Q.5) A greater capability by India to patrol up to the Line of Actual Control (LAC) coupled with an increasingly assertive Chinese posture is a potential disaster. Explain. (10M, 150 Words)

Why this question?

  • In agreement reached between India and China on June 6 for a partial disengagement of troops from some of the points of stand-off along the Line of Actual Control (LAC) is a step in the right direction.


  • India-China border issue
  • Mention recent India-China skirmishes.

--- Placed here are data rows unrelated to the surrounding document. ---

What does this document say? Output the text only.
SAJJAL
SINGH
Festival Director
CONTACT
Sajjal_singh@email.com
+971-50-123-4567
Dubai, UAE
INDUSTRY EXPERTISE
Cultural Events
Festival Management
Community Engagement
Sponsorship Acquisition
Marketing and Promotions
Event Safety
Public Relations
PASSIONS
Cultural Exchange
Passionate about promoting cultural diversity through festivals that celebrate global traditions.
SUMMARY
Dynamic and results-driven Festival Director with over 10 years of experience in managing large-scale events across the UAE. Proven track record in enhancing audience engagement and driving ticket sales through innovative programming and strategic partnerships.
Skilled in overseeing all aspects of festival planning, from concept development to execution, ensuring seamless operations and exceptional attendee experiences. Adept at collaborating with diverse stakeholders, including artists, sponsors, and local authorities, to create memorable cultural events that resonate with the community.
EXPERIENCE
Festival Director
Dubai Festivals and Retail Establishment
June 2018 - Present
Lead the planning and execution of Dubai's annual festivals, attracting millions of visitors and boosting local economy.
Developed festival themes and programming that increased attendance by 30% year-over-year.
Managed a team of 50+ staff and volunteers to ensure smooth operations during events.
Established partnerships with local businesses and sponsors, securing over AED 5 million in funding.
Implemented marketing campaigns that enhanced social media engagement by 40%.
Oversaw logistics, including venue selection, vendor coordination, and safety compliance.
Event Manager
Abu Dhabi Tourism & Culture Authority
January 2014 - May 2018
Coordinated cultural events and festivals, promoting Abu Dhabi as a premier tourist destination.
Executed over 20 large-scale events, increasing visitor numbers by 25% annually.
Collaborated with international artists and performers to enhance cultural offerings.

  • India’s border road development.
  • Significance:The Standing Committee on Defence, in its 2017-2018 report, noted that “the country, being surrounded by some difficult neighbours, with a view to keeping pace, construction of roads and development of adequate infrastructure along the borders is a vital necessity”.
  • This helps in effective border management, security and development of infrastructure in inaccessible areas adjoining the China Border and lack of it creates difficulties as seen during the 2017 Doklam Standoff.

Point of contention

  • India-China Border talks
  • China’s point:Clarifying perceptions of the LAC could help, but China has stalled the process as they are afraid the LAC will become the boundary.
  • India’s point: India doesn't want to negotiate one common line, but negotiate a line that Chinese don’t cross, and another line that India  doesn't cross.


  • Provide a way forward for peaceful negotiations.
  • China is way ahead of India in military capabilities so all out ‘hard halancing’ on the border will not be correct. Use of soft power is recommended.